Honest result: integrity first, small accuracy gain
Because Elo — the overall strength rating — is the dominant signal in tennis prediction, and serve stats are a supplementary, Elo-correlated feature, closing the leak does not produce a dramatic accuracy jump. What it does produce is accuracy that we can actually trust. The head-to-head Brier score improved from 0.1746 → 0.1726 (ATP) and 0.1523 → 0.1508 (WTA). Lower is better — both are meaningful improvements, but modest ones. We are not going to dress a data integrity fix as a step-change in performance.
We also tested a more ambitious idea: using serve stats to adjust our totals (games) predictions, not just head-to-head match winner. A player's serve dominance should in theory affect total games played. On the leaky historical data the adjustment looked promising. When we re-ran the test on the corrected, point-in-time data, the apparent benefit vanished — the signal had been an artefact of the leak. We cut the idea rather than ship something that only looked good on compromised data. That is the right call, even if it means one fewer feature.
Fresh data and per-tour feature pruning
Alongside the leak fix, v3 also incorporates two full seasons that were missing from the previous training set: the complete 2025 season and the year-to-date 2026 data. Both ATP and WTA Elo ratings and service stats have been recalculated from scratch on the updated dataset, so every historical rating now reflects the correct ranking of evidence.
We also ran a systematic feature pruning exercise, separately for ATP and WTA. Not every feature that helps one tour helps the other — tennis is a meaningfully different sport for men and women in terms of surface effects, serve dominance, and the weight of different match contexts. Features that were statistically noise on one tour were dropped for that tour only:
- ATP: pruned down from 30 to 18 features — twelve feature groups removed, saving the model from fitting noise that was specific to the ATP training set.
- WTA: pruned from 30 to 28 — a lighter touch, removing only a literal duplicate feature. Broader pruning regressed WTA accuracy, so we kept the full set.
- Both tours: features validated as backbone signals include days-since-last-match, recent match load, return win rate, first-serve win rate, and surface-specific form.

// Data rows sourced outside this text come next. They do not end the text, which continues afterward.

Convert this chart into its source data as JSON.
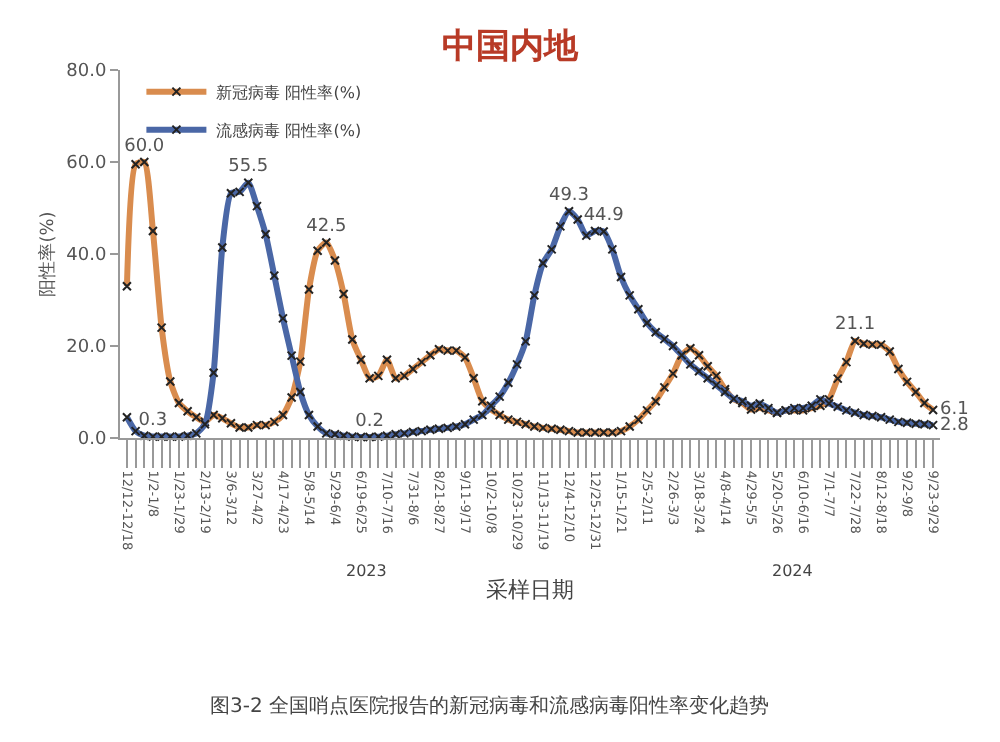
{
  "chart_data": {
    "type": "line",
    "title": "中国内地",
    "xlabel": "采样日期",
    "ylabel": "阳性率(%)",
    "categories": [
      "12/12-12/18",
      null,
      null,
      "1/2-1/8",
      null,
      null,
      "1/23-1/29",
      null,
      null,
      "2/13-2/19",
      null,
      null,
      "3/6-3/12",
      null,
      null,
      "3/27-4/2",
      null,
      null,
      "4/17-4/23",
      null,
      null,
      "5/8-5/14",
      null,
      null,
      "5/29-6/4",
      null,
      null,
      "6/19-6/25",
      null,
      null,
      "7/10-7/16",
      null,
      null,
      "7/31-8/6",
      null,
      null,
      "8/21-8/27",
      null,
      null,
      "9/11-9/17",
      null,
      null,
      "10/2-10/8",
      null,
      null,
      "10/23-10/29",
      null,
      null,
      "11/13-11/19",
      null,
      null,
      "12/4-12/10",
      null,
      null,
      "12/25-12/31",
      null,
      null,
      "1/15-1/21",
      null,
      null,
      "2/5-2/11",
      null,
      null,
      "2/26-3/3",
      null,
      null,
      "3/18-3/24",
      null,
      null,
      "4/8-4/14",
      null,
      null,
      "4/29-5/5",
      null,
      null,
      "5/20-5/26",
      null,
      null,
      "6/10-6/16",
      null,
      null,
      "7/1-7/7",
      null,
      null,
      "7/22-7/28",
      null,
      null,
      "8/12-8/18",
      null,
      null,
      "9/2-9/8",
      null,
      null,
      "9/23-9/29"
    ],
    "series": [
      {
        "name": "新冠病毒 阳性率(%)",
        "color": "#d98c4e",
        "values": [
          33,
          59.5,
          60.0,
          45,
          24,
          12.3,
          7.6,
          5.8,
          4.5,
          3.5,
          5,
          4.3,
          3.2,
          2.3,
          2.3,
          2.8,
          2.8,
          3.5,
          5,
          8.8,
          16.6,
          32.3,
          40.7,
          42.5,
          38.6,
          31.3,
          21.4,
          17,
          13,
          13.5,
          17,
          13,
          13.5,
          15,
          16.5,
          18,
          19.3,
          19,
          19,
          17.5,
          13,
          8,
          6.2,
          5,
          4,
          3.5,
          3,
          2.5,
          2.2,
          2,
          1.8,
          1.5,
          1.2,
          1.2,
          1.2,
          1.2,
          1.2,
          1.5,
          2.5,
          4,
          6,
          8,
          11,
          14,
          18,
          19.5,
          18,
          15.6,
          13.5,
          10.6,
          8.4,
          7.6,
          6.2,
          6.5,
          6,
          5.5,
          6,
          6,
          6,
          6.5,
          7,
          8.4,
          12.9,
          16.5,
          21.1,
          20.5,
          20.3,
          20.3,
          18.8,
          15,
          12.2,
          10,
          7.6,
          6.1
        ],
        "value_labels": [
          null,
          null,
          "60.0",
          null,
          null,
          null,
          null,
          null,
          null,
          null,
          null,
          null,
          null,
          null,
          null,
          null,
          null,
          null,
          null,
          null,
          null,
          null,
          null,
          "42.5",
          null,
          null,
          null,
          null,
          null,
          null,
          null,
          null,
          null,
          null,
          null,
          null,
          null,
          null,
          null,
          null,
          null,
          null,
          null,
          null,
          null,
          null,
          null,
          null,
          null,
          null,
          null,
          null,
          null,
          null,
          null,
          null,
          null,
          null,
          null,
          null,
          null,
          null,
          null,
          null,
          null,
          null,
          null,
          null,
          null,
          null,
          null,
          null,
          null,
          null,
          null,
          null,
          null,
          null,
          null,
          null,
          null,
          null,
          null,
          null,
          "21.1",
          null,
          null,
          null,
          null,
          null,
          null,
          null,
          null,
          "6.1"
        ]
      },
      {
        "name": "流感病毒 阳性率(%)",
        "color": "#4a67a6",
        "values": [
          4.5,
          1.5,
          0.5,
          0.3,
          0.3,
          0.3,
          0.3,
          0.5,
          1,
          3,
          14.2,
          41.4,
          53.2,
          53.5,
          55.5,
          50.4,
          44.3,
          35.3,
          26,
          17.9,
          10,
          5,
          2.5,
          1,
          0.8,
          0.5,
          0.3,
          0.2,
          0.2,
          0.3,
          0.5,
          0.8,
          1,
          1.3,
          1.5,
          1.8,
          2,
          2.2,
          2.5,
          3,
          4,
          5,
          7,
          9,
          12,
          16,
          21,
          31,
          38,
          41,
          46,
          49.3,
          47.5,
          44,
          45,
          44.9,
          41,
          35,
          31,
          28,
          25,
          23,
          21.5,
          20,
          18,
          16,
          14.5,
          13,
          11.5,
          10,
          8.5,
          8,
          7,
          7.5,
          6.5,
          5.5,
          6,
          6.5,
          6.5,
          7,
          8.4,
          7.5,
          6.8,
          6,
          5.5,
          5,
          4.8,
          4.5,
          4,
          3.5,
          3.3,
          3.1,
          3,
          2.8
        ],
        "value_labels": [
          null,
          null,
          null,
          "0.3",
          null,
          null,
          null,
          null,
          null,
          null,
          null,
          null,
          null,
          null,
          "55.5",
          null,
          null,
          null,
          null,
          null,
          null,
          null,
          null,
          null,
          null,
          null,
          null,
          null,
          "0.2",
          null,
          null,
          null,
          null,
          null,
          null,
          null,
          null,
          null,
          null,
          null,
          null,
          null,
          null,
          null,
          null,
          null,
          null,
          null,
          null,
          null,
          null,
          "49.3",
          null,
          null,
          null,
          "44.9",
          null,
          null,
          null,
          null,
          null,
          null,
          null,
          null,
          null,
          null,
          null,
          null,
          null,
          null,
          null,
          null,
          null,
          null,
          null,
          null,
          null,
          null,
          null,
          null,
          null,
          null,
          null,
          null,
          null,
          null,
          null,
          null,
          null,
          null,
          null,
          null,
          null,
          "2.8"
        ]
      }
    ],
    "ylim": [
      0,
      80
    ],
    "yticks": [
      {
        "value": 0,
        "label": "0.0"
      },
      {
        "value": 20,
        "label": "20.0"
      },
      {
        "value": 40,
        "label": "40.0"
      },
      {
        "value": 60,
        "label": "60.0"
      },
      {
        "value": 80,
        "label": "80.0"
      }
    ],
    "grid": false,
    "legend": "top left",
    "marker": "cross",
    "line_style": "solid",
    "annotations": [
      "2023",
      "2024",
      "图3-2 全国哨点医院报告的新冠病毒和流感病毒阳性率变化趋势"
    ]
  }
}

This kind of per-tour discipline matters: a feature that adds noise in ATP training is not just harmless — it actively degrades the model's ability to find the real signals. Fewer, cleaner features beat more noisy ones at the same sample size.
What this means for value bets
The goal of any model update is not to impress on a benchmark — it is to make our probability estimates more trustworthy so that the closing line value we capture on live bets reflects real edge rather than artefacts. A model with a subtle leak may find apparent value that a corrected model does not. We would rather lose a handful of marginal bets than systematically bet on a mirage.

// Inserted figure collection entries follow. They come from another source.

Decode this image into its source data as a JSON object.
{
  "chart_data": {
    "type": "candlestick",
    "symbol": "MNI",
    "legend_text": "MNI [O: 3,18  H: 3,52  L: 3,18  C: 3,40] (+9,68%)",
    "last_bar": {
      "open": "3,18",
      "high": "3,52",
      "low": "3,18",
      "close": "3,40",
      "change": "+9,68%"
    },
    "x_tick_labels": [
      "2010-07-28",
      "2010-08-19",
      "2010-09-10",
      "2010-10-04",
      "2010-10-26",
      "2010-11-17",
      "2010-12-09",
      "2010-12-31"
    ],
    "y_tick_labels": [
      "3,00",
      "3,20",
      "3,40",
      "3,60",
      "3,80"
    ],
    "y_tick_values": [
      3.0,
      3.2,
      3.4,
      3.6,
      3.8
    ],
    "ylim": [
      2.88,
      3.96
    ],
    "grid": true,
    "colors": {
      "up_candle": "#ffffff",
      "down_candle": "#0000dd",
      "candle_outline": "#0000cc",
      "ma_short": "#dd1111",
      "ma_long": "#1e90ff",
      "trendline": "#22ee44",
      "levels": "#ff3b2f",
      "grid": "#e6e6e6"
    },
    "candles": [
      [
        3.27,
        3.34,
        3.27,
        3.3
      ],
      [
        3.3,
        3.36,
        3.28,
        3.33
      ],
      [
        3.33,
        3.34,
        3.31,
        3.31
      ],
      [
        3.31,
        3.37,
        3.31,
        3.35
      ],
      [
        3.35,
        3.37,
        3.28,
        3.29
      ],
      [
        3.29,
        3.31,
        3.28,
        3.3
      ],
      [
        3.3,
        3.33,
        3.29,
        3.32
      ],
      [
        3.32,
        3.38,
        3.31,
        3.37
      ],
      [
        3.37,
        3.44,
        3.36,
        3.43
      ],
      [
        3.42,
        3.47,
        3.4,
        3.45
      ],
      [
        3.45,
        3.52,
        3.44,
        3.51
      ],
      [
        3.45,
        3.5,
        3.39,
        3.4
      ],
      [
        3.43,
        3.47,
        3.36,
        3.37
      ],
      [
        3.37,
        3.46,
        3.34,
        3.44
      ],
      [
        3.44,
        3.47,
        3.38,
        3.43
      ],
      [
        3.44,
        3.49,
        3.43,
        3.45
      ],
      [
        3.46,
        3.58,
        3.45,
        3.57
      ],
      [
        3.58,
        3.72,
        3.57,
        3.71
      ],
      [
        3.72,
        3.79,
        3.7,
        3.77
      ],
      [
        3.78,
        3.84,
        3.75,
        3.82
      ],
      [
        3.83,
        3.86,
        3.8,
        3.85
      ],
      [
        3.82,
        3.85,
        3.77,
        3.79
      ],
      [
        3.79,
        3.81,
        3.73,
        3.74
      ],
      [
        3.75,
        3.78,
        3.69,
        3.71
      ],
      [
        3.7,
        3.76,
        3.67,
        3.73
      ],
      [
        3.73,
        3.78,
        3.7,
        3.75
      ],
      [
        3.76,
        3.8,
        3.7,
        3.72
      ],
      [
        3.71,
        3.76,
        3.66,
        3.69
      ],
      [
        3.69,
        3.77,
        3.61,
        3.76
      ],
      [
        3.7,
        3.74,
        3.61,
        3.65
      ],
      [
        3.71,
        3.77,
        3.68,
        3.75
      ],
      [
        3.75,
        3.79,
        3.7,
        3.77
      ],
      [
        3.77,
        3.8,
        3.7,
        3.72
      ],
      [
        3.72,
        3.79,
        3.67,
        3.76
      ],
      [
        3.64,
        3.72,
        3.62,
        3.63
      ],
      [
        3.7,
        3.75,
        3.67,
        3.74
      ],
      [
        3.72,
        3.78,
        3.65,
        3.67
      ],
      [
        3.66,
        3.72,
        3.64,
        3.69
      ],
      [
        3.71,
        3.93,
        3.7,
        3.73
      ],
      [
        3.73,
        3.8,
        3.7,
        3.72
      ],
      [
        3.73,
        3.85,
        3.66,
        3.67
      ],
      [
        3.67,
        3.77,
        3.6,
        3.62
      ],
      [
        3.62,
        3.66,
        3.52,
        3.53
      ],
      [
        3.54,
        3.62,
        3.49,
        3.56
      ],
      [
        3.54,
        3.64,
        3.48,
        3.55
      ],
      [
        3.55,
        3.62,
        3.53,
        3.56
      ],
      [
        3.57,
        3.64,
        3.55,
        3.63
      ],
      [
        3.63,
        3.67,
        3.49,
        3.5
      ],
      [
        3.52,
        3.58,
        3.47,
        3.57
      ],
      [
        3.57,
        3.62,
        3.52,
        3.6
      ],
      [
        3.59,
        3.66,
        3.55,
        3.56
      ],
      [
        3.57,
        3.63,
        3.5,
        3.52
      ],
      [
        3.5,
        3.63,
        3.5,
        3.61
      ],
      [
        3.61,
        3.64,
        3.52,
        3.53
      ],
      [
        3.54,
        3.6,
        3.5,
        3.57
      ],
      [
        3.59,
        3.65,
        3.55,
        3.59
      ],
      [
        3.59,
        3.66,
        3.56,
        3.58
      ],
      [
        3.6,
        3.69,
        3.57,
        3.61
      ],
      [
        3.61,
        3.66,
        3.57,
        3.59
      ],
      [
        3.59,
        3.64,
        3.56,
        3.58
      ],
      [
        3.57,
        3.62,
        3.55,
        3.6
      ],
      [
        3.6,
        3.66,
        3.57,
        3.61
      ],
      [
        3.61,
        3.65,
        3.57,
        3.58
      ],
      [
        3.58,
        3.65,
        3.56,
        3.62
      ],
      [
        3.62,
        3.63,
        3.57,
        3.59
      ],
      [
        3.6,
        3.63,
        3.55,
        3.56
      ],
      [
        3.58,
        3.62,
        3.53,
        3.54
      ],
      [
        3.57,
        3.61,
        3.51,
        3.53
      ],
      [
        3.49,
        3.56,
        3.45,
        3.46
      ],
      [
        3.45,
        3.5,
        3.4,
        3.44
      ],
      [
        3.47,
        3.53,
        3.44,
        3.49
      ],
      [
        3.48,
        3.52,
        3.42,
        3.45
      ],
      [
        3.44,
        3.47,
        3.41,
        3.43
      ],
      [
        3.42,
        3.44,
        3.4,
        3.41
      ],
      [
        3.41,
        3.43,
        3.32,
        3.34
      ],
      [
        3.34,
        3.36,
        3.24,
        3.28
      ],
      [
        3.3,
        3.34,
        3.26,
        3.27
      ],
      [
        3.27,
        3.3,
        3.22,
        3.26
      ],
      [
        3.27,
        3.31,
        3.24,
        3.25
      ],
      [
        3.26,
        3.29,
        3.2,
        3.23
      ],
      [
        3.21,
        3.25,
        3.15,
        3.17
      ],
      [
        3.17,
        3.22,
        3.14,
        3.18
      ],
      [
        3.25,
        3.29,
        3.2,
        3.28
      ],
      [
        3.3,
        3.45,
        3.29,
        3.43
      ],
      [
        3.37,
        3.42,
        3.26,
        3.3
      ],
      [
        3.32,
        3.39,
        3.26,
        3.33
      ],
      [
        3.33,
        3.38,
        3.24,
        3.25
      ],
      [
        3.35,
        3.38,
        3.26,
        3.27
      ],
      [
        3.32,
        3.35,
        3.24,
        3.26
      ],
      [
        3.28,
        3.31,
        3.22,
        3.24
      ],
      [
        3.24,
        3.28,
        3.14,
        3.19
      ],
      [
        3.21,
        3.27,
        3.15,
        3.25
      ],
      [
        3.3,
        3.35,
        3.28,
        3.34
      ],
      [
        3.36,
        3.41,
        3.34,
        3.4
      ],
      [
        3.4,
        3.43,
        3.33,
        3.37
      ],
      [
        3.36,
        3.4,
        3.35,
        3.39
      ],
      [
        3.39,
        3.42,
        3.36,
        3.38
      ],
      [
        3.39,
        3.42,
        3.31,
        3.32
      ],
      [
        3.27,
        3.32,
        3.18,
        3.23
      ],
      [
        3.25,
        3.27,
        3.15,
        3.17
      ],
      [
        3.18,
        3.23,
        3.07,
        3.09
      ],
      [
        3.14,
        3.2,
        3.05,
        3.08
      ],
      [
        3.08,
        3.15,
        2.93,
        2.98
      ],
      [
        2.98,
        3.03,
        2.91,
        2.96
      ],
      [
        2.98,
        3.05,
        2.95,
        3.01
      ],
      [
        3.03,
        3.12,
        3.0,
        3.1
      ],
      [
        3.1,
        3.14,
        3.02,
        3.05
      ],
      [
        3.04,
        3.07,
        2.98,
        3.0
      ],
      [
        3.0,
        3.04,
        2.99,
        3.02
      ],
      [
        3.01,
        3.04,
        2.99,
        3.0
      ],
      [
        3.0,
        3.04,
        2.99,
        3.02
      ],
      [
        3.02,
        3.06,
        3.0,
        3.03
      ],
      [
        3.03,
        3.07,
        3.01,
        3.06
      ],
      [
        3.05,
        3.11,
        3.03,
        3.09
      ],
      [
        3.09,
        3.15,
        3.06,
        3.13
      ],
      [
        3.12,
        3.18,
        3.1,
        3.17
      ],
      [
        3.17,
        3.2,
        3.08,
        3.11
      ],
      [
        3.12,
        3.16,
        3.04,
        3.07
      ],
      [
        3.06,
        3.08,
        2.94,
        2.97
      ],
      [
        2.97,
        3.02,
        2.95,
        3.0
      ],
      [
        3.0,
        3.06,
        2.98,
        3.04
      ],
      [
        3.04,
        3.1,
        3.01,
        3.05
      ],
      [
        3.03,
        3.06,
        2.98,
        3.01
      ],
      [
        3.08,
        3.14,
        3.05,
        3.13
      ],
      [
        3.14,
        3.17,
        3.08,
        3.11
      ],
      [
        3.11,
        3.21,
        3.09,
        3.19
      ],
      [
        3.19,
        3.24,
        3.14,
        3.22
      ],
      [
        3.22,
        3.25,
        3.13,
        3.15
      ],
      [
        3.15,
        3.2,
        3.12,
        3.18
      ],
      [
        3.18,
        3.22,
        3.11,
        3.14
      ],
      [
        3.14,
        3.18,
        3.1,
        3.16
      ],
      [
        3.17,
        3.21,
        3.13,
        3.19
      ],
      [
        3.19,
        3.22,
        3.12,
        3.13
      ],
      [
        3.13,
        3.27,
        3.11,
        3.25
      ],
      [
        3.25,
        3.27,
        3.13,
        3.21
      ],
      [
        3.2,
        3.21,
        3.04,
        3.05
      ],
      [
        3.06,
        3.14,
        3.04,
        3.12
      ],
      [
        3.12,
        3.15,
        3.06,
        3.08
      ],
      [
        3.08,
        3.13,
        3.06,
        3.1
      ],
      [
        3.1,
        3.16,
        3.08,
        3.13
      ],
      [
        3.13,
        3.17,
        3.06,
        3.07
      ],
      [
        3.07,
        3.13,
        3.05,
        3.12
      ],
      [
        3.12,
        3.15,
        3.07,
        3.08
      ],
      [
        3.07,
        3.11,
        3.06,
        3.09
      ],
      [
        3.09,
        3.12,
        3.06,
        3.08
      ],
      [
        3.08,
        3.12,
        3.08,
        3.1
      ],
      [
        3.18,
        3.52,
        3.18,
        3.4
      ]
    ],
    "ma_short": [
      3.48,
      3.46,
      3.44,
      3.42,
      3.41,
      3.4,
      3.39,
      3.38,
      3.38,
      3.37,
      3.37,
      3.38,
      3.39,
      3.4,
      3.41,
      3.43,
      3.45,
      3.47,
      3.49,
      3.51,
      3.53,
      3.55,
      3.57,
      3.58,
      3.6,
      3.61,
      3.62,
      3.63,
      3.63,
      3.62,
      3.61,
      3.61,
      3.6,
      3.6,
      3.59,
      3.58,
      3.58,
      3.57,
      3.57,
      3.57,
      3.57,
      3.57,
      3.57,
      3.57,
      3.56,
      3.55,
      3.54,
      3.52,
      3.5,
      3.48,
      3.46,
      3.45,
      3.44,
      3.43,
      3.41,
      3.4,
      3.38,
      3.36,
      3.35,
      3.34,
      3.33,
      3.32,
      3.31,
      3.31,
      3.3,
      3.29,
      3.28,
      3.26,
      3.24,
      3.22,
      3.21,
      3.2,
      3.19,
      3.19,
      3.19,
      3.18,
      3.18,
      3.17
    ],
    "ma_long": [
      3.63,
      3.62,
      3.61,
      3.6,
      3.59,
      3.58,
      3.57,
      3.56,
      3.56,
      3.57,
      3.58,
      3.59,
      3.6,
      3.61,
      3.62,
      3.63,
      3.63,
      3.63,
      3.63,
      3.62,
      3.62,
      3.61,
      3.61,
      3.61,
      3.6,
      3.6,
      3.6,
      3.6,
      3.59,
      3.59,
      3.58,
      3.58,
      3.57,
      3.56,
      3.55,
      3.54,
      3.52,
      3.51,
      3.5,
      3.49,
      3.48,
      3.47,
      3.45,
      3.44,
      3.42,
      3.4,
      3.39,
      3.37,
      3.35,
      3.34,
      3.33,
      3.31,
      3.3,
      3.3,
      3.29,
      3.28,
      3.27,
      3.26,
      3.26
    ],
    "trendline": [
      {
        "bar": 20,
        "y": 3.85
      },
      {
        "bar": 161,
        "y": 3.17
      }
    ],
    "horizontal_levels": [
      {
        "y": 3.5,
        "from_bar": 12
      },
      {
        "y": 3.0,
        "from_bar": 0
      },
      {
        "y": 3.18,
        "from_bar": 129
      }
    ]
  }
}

In practice, the market impact is small — v3 probabilities are close to v2 on most matches. But at the edges, particularly for matches involving players whose serve quality diverged sharply between seasons, the corrections add up. You can track live model performance on the model page.
Tennis v3 is live for both ATP and WTA head-to-head markets. WTA totals remain available with the shrink-to-Pinnacle adjustment we shipped earlier this year, which addresses a separate calibration issue in the game-totals model. Past performance is not a guarantee of future results; bet responsibly, 18+ only.